Input not receiving any new messages

Hi. I’m new to graylog and trying to work my way through this.

Last week, I was having issues with Elasticsearch filling up. So I deleted the home volume and expanded the root volume. Since then, I have not been receiving any new messages. Can anyone help me through this issue? I’m using 3.8. I’m not sure what logs you would need to see but I can provide them.

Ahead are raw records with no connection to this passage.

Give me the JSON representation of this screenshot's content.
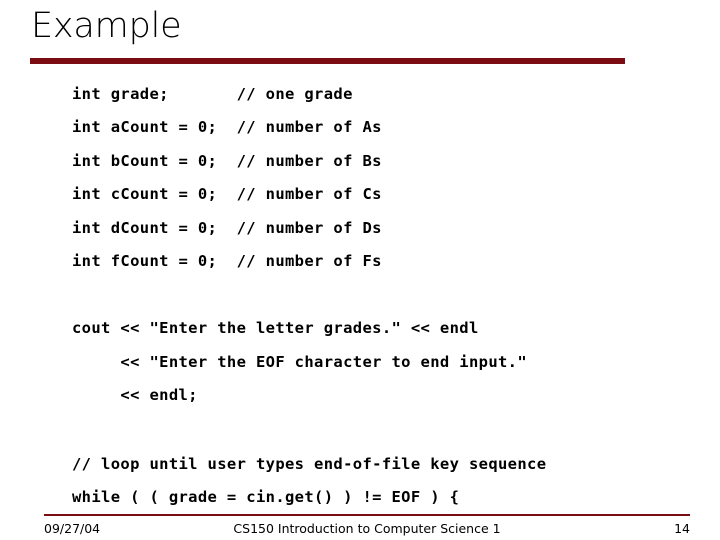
{
  "slide": {
    "title": "Example",
    "accent_color": "#7B0D12",
    "background_color": "#FFFFFF",
    "text_color": "#000000"
  },
  "code": {
    "lines": [
      {
        "text": "int grade;       // one grade"
      },
      {
        "text": "int aCount = 0;  // number of As"
      },
      {
        "text": "int bCount = 0;  // number of Bs"
      },
      {
        "text": "int cCount = 0;  // number of Cs"
      },
      {
        "text": "int dCount = 0;  // number of Ds"
      },
      {
        "text": "int fCount = 0;  // number of Fs"
      },
      {
        "text": "cout << \"Enter the letter grades.\" << endl"
      },
      {
        "text": "     << \"Enter the EOF character to end input.\""
      },
      {
        "text": "     << endl;"
      },
      {
        "text": "// loop until user types end-of-file key sequence"
      },
      {
        "text": "while ( ( grade = cin.get() ) != EOF ) {"
      }
    ]
  },
  "footer": {
    "date": "09/27/04",
    "course": "CS150 Introduction to Computer Science 1",
    "page_number": "14"
  }
}
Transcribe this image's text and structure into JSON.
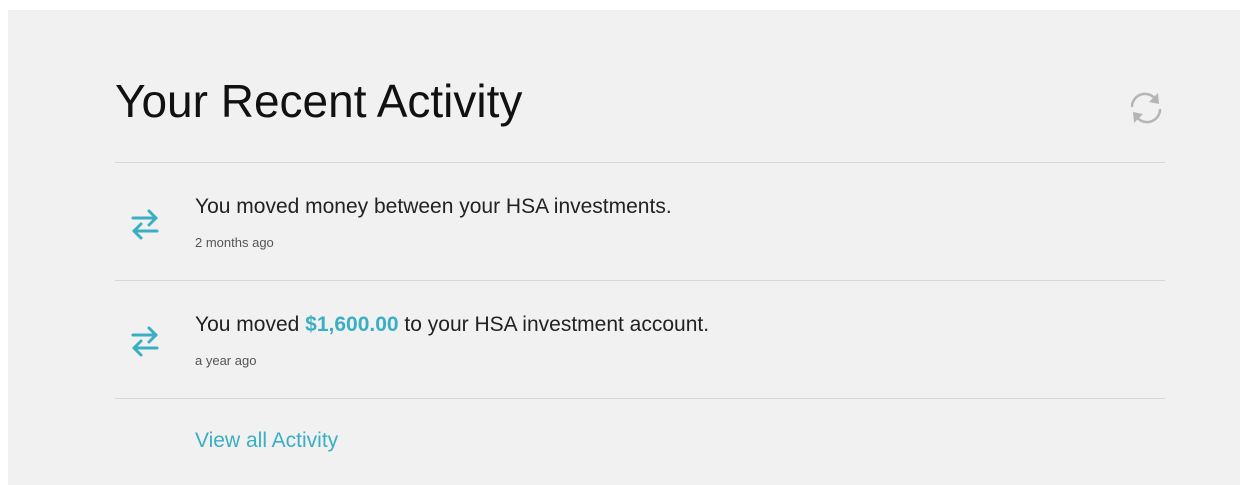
{
  "header": {
    "title": "Your Recent Activity",
    "refresh_icon": "refresh-icon"
  },
  "activity": {
    "items": [
      {
        "icon": "transfer-icon",
        "text": "You moved money between your HSA investments.",
        "time": "2 months ago"
      },
      {
        "icon": "transfer-icon",
        "text_before": "You moved ",
        "amount": "$1,600.00",
        "text_after": " to your HSA investment account.",
        "time": "a year ago"
      }
    ],
    "view_all_label": "View all Activity"
  },
  "colors": {
    "accent": "#3aaec3",
    "card_background": "#f1f1f1",
    "divider": "#d7d7d7",
    "refresh_icon": "#b5b5b5"
  }
}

Hello @zrevans826, welcome!

Are the core services (elasticsearch, mongod, graylog-server) running?
Are the inputs you’re expecting to receive messages through running?
Are your streams started?
Do you see queueing in the in/out buffers or the disk journal?

Hi. Yes, those are running except that when I just checked the status of graylog-server, I am getting this error Failed to load class “org.slf4j.impl.StaticLoggerBinder”

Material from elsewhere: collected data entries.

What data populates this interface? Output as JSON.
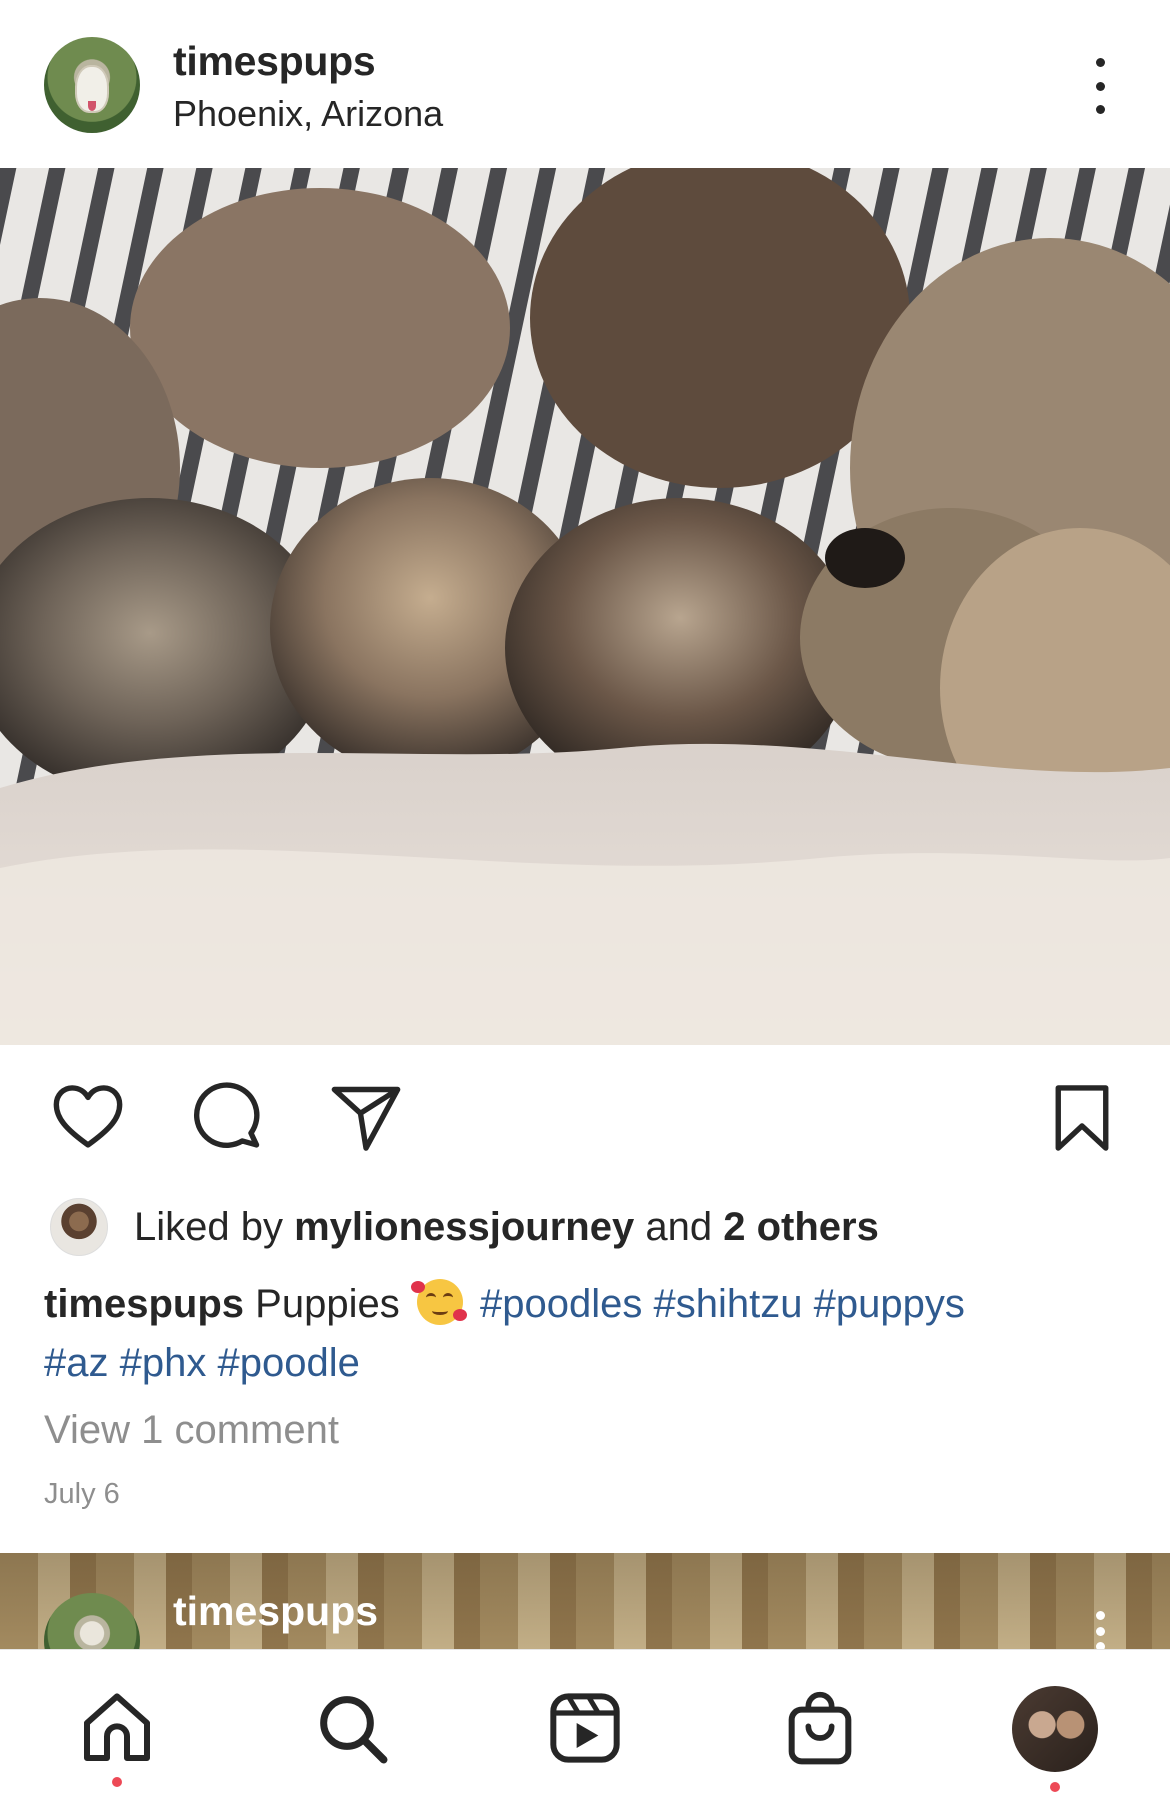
{
  "post": {
    "username": "timespups",
    "location": "Phoenix, Arizona",
    "photo_icon": "puppies-photo",
    "likes": {
      "prefix": "Liked by",
      "liker": "mylionessjourney",
      "connector": "and",
      "others": "2 others"
    },
    "caption": {
      "username": "timespups",
      "text": "Puppies",
      "emoji": "smiling-face-with-hearts",
      "tags": [
        "#poodles",
        "#shihtzu",
        "#puppys",
        "#az",
        "#phx",
        "#poodle"
      ]
    },
    "view_comments": "View 1 comment",
    "date": "July 6"
  },
  "actions": {
    "like_icon": "heart-icon",
    "comment_icon": "comment-icon",
    "share_icon": "send-icon",
    "save_icon": "bookmark-icon"
  },
  "next_post": {
    "username": "timespups"
  },
  "bottom_nav": {
    "items": [
      "home-icon",
      "search-icon",
      "reels-icon",
      "shop-icon",
      "profile-avatar"
    ],
    "notification_color": "#ed4956"
  },
  "colors": {
    "text": "#262626",
    "hashtag": "#2f5a8f",
    "muted": "#8e8e8e"
  }
}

My inputs show as running.

Streams look like so.

In/Out Buffer looks like so…

I see 352 in 0 out in the second image. Is your disk journal filling up?

Its not giving me any errors indicating that it is. Only notification I have is an outdated version of Graylog.

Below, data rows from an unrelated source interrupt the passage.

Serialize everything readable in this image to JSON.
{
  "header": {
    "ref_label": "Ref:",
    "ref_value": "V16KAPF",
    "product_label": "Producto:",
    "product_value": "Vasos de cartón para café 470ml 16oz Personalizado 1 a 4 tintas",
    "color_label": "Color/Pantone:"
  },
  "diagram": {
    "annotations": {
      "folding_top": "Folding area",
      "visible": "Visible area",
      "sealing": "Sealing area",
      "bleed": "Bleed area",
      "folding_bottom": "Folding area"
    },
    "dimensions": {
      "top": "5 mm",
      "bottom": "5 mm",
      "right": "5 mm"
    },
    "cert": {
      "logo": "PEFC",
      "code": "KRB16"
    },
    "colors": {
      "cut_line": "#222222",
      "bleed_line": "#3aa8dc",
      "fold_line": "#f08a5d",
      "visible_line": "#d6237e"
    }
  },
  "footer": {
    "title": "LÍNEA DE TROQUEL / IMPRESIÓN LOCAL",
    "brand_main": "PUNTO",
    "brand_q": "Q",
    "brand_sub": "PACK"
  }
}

Right below buffers in the second image there’s “Disk journal”. You would see it there.

Basically I’m trying to determine if anything is being indexed to help isolate this to a problem with Graylog or Elasticsearch.

Also, on the inputs page, do you see traffic being received by the pertinent input?

I see. No, it does not look like the journal is filling though that was the issue I was having before I delete the home partition.

I only have 1 input so far (just started about 3 weeks ago)

The number of unprocessed messages in the journal is concerning. I honestly don’t know what to make of such a large negative number of messages in the journal. It suggests that something is confused. @jan @aaronsachs @tmacgbay @shoothub you guys have any input on that?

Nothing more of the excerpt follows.